-
Notifications
You must be signed in to change notification settings - Fork 36
Description
Hi all,
I am intrigued by the experimental result of Aas, Jullum, and Loland (https://arxiv.org/abs/1903.10464) that TreeSHAP fails to capture covariate dependence in any meaningful way. Do you have any insight into why this may be?
I ask because the conditional dependence estimation procedures shapr implements, particularly the empirical method, seem very similar to the adaptive nearest-neighbour interpretation of random forests, e.g. the causal forests used by the grf package (Athey and Wager https://arxiv.org/abs/1902.07409). A TreeSHAP-like algorithm might be an effective way of calculating the conditional expectation for a subset of variables using the adaptive neighbourhoods already learned by an underlying random forest model.
I wonder if part of the reason TreeSHAP failed the tests is that it was run on a boosted model rather than a random forest (as far as I know, boosted trees don't have a nearest-neighbour interpretation). Would this be worth investigating further?
Update:
The intuition might be that because of the scale reduction in a boosted tree ensemble, removal of some covariates tends to make the resulting expectations rather unpredictable (mostly dependant on the high-variance initial large-scale trees), whereas the redundancy of a bagged tree ensemble means that other the remaining covariates may still informatively partition the space.
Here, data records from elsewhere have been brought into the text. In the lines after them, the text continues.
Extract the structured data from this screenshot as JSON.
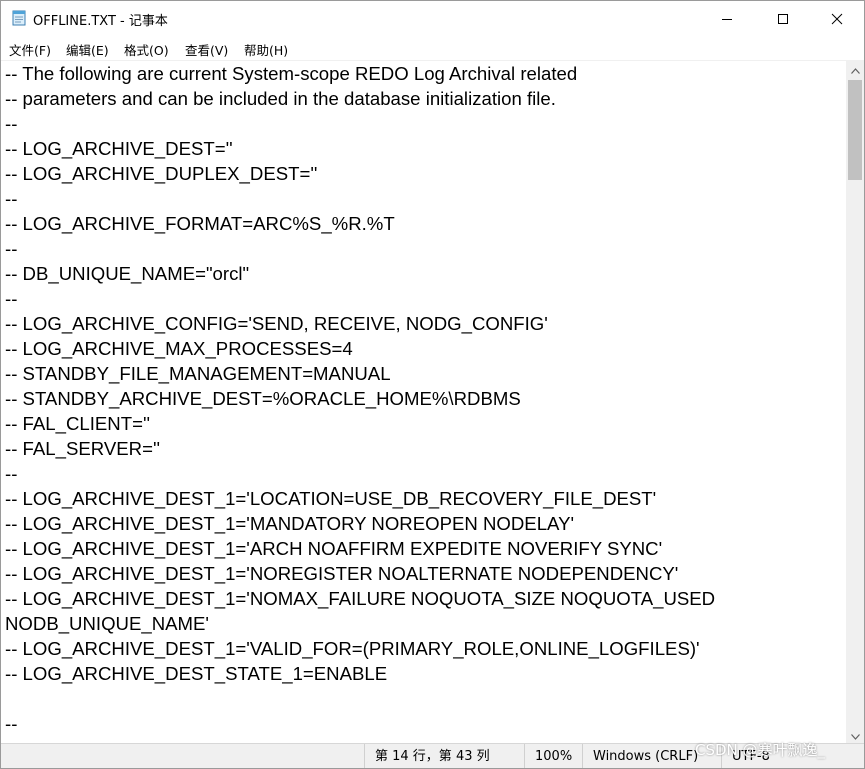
{
  "window": {
    "title": "OFFLINE.TXT - 记事本",
    "controls": {
      "minimize": "minimize",
      "maximize": "maximize",
      "close": "close"
    }
  },
  "menu": [
    {
      "label": "文件(F)"
    },
    {
      "label": "编辑(E)"
    },
    {
      "label": "格式(O)"
    },
    {
      "label": "查看(V)"
    },
    {
      "label": "帮助(H)"
    }
  ],
  "editor": {
    "lines": [
      "-- The following are current System-scope REDO Log Archival related",
      "-- parameters and can be included in the database initialization file.",
      "--",
      "-- LOG_ARCHIVE_DEST=''",
      "-- LOG_ARCHIVE_DUPLEX_DEST=''",
      "--",
      "-- LOG_ARCHIVE_FORMAT=ARC%S_%R.%T",
      "--",
      "-- DB_UNIQUE_NAME=\"orcl\"",
      "--",
      "-- LOG_ARCHIVE_CONFIG='SEND, RECEIVE, NODG_CONFIG'",
      "-- LOG_ARCHIVE_MAX_PROCESSES=4",
      "-- STANDBY_FILE_MANAGEMENT=MANUAL",
      "-- STANDBY_ARCHIVE_DEST=%ORACLE_HOME%\\RDBMS",
      "-- FAL_CLIENT=''",
      "-- FAL_SERVER=''",
      "--",
      "-- LOG_ARCHIVE_DEST_1='LOCATION=USE_DB_RECOVERY_FILE_DEST'",
      "-- LOG_ARCHIVE_DEST_1='MANDATORY NOREOPEN NODELAY'",
      "-- LOG_ARCHIVE_DEST_1='ARCH NOAFFIRM EXPEDITE NOVERIFY SYNC'",
      "-- LOG_ARCHIVE_DEST_1='NOREGISTER NOALTERNATE NODEPENDENCY'",
      "-- LOG_ARCHIVE_DEST_1='NOMAX_FAILURE NOQUOTA_SIZE NOQUOTA_USED",
      "NODB_UNIQUE_NAME'",
      "-- LOG_ARCHIVE_DEST_1='VALID_FOR=(PRIMARY_ROLE,ONLINE_LOGFILES)'",
      "-- LOG_ARCHIVE_DEST_STATE_1=ENABLE",
      "",
      "--"
    ]
  },
  "status": {
    "position": "第 14 行，第 43 列",
    "zoom": "100%",
    "line_ending": "Windows (CRLF)",
    "encoding": "UTF-8"
  },
  "watermark": "CSDN @寒叶飘逸_",
  "colors": {
    "window_bg": "#ffffff",
    "statusbar_bg": "#f0f0f0",
    "scrollbar_track": "#f0f0f0",
    "scrollbar_thumb": "#c1c1c1",
    "text": "#000000"
  },
  "icons": {
    "app": "notepad-icon",
    "minimize": "minimize-icon",
    "maximize": "maximize-icon",
    "close": "close-icon",
    "scroll_up": "chevron-up-icon",
    "scroll_down": "chevron-down-icon"
  }
}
If TreeSHAP on random forests does work for estimating conditional expectations, then it might be a viable option to be built into the package for non-forest underlying models. The focus would not be on estimating p(S' | S) (distribution of missing variables conditional on present variables) but instead on estimating the required conditional expectation directly - E(f(S',S)|S).
I would be happy to run some tests with random forests using the R treeshap package on the test data sets used in the paper if you could provide them?